On Monday night, President Barack Obama announced that he is giving his blessing to Priorities USA, a Super PAC supporting his reelection. Campaign manager Jim Messina, writing at the Obama campaign’s official blog in a post titled “We Will Not Play by Two Sets of Rules,” declares that the change in position is a necessary response to Republican-favoring Super PACs. Thus, even though the president supports a constitutional amendment to allow for “reasonable limits” on campaign spending, winning reelection has to come first.

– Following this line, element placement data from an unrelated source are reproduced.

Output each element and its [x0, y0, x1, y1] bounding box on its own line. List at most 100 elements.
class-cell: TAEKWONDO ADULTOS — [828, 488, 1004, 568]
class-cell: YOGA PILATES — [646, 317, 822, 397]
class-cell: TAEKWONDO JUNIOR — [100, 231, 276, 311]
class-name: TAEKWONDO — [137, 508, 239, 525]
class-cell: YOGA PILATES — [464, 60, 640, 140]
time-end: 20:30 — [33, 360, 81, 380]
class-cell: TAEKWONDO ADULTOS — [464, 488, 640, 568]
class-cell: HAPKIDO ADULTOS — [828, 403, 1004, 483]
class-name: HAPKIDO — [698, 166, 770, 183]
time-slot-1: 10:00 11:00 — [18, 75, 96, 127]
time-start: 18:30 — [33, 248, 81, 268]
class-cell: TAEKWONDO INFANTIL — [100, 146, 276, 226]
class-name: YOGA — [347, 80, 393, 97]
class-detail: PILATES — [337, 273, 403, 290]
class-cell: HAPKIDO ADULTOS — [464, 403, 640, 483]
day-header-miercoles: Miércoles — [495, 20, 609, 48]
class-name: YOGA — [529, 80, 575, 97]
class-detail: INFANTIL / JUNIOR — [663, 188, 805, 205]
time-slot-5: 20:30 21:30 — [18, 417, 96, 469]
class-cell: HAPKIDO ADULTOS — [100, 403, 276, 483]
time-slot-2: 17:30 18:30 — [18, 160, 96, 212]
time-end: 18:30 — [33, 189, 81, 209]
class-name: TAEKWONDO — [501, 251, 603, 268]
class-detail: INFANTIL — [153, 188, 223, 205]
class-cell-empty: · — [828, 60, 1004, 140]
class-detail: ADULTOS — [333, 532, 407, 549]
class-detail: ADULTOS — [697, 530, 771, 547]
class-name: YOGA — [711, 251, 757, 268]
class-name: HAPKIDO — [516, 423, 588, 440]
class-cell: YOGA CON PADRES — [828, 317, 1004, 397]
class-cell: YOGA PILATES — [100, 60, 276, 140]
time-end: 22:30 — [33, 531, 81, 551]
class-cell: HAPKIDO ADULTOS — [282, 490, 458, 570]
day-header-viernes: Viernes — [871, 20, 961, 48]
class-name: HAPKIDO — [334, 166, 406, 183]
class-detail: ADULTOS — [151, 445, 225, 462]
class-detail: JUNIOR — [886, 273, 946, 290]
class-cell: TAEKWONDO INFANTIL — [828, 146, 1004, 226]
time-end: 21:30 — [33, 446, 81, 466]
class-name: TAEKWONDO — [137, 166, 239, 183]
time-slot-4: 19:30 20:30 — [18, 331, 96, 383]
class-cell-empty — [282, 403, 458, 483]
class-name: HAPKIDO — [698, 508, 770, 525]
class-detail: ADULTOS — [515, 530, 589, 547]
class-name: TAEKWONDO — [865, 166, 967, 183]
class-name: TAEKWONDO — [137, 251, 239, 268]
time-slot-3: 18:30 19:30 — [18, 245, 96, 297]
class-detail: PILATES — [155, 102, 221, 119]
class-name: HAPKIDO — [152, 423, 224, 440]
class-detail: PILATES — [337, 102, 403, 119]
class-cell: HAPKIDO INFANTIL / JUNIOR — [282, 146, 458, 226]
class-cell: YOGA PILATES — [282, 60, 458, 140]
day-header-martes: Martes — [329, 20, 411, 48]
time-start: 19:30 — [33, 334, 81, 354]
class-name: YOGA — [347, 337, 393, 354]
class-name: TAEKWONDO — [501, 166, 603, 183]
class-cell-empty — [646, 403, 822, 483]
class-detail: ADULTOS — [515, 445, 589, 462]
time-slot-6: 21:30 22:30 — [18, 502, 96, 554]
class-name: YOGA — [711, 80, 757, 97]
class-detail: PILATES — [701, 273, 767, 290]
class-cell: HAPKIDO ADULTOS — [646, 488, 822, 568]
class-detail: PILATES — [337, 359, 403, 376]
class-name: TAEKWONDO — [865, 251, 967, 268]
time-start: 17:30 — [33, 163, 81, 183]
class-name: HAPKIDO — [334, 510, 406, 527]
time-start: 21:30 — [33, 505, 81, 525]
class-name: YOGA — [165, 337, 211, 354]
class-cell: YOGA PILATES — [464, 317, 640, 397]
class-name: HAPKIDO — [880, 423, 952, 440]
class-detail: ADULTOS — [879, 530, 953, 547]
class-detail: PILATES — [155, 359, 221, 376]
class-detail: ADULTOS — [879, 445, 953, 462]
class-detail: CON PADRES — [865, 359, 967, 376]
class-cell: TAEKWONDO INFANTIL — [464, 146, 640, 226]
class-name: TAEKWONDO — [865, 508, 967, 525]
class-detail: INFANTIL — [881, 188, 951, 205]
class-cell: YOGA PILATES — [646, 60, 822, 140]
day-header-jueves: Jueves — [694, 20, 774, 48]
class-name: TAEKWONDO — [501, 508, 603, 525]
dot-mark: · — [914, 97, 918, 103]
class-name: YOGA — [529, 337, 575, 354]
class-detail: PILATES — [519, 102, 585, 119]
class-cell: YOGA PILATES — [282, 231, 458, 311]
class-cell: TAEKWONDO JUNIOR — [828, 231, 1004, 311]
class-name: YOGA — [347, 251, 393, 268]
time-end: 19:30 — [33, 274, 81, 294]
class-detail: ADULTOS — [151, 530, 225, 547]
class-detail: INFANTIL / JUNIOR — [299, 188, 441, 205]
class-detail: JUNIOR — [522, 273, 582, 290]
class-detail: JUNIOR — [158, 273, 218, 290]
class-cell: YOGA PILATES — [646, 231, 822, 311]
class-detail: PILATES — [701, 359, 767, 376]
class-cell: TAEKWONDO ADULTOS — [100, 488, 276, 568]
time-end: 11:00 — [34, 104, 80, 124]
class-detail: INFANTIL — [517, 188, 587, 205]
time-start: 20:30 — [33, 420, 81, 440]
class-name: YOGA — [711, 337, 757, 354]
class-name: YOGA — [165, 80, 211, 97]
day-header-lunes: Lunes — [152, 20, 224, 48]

If this sounds familiar that’s because four years ago the Obama campaign issued a nearly identical apologia for the then-Senator’s decision to renege on a promise to take part in the presidential public-financing system. Then, as now, it was presented as a choice forced upon the campaign; he didn’t want to do it, but had to because the other side was “gaming” a “broken” system of regulations.
Such excuses are commonplace. Self-styled “reformers” claim they have to work within the system to change the system. But these excuses expose the hollowness of the arguments for stricter limits on campaign finance.
The theory behind campaign finance limits is that political spending causes corruption. But there is no evidence to support this belief and good reason to believe that both political spending and corruption are driven by excessive government power. Indeed, the response to the President’s change in position reveals that even the reform lobby doesn’t believe that political spending corrupts everybody. The New York Times criticized the President’s decision as a betrayal of his stated principles, but made no suggestion that the President is personally more corrupt because of it. Ditto Common Cause, which called the move merely “disappointing.” Ditto Thomas Mann of the Brookings Institution, who described the move as “regrettable” but “inevitable.”
It seems that many people believe that the President is guilty, at most, of hypocrisy. Perhaps they believe that the only candidates who are actually corrupted by money in politics are those who don’t think it’s appropriate for the government to ban or otherwise restrict peaceful political speech and association. But that is not a serious account of political corruption—it’s just cheerleading for one’s preferred side of the political debate.
For our part, we don’t object to President Obama encouraging people to give to Super PACs supporting his reelection. Nor do we believe that his decision to do so makes him any more or less corrupt. What we do object to is the apparent belief by some that a political candidate can demonstrate integrity by promising to ban other people’s political expression once elected.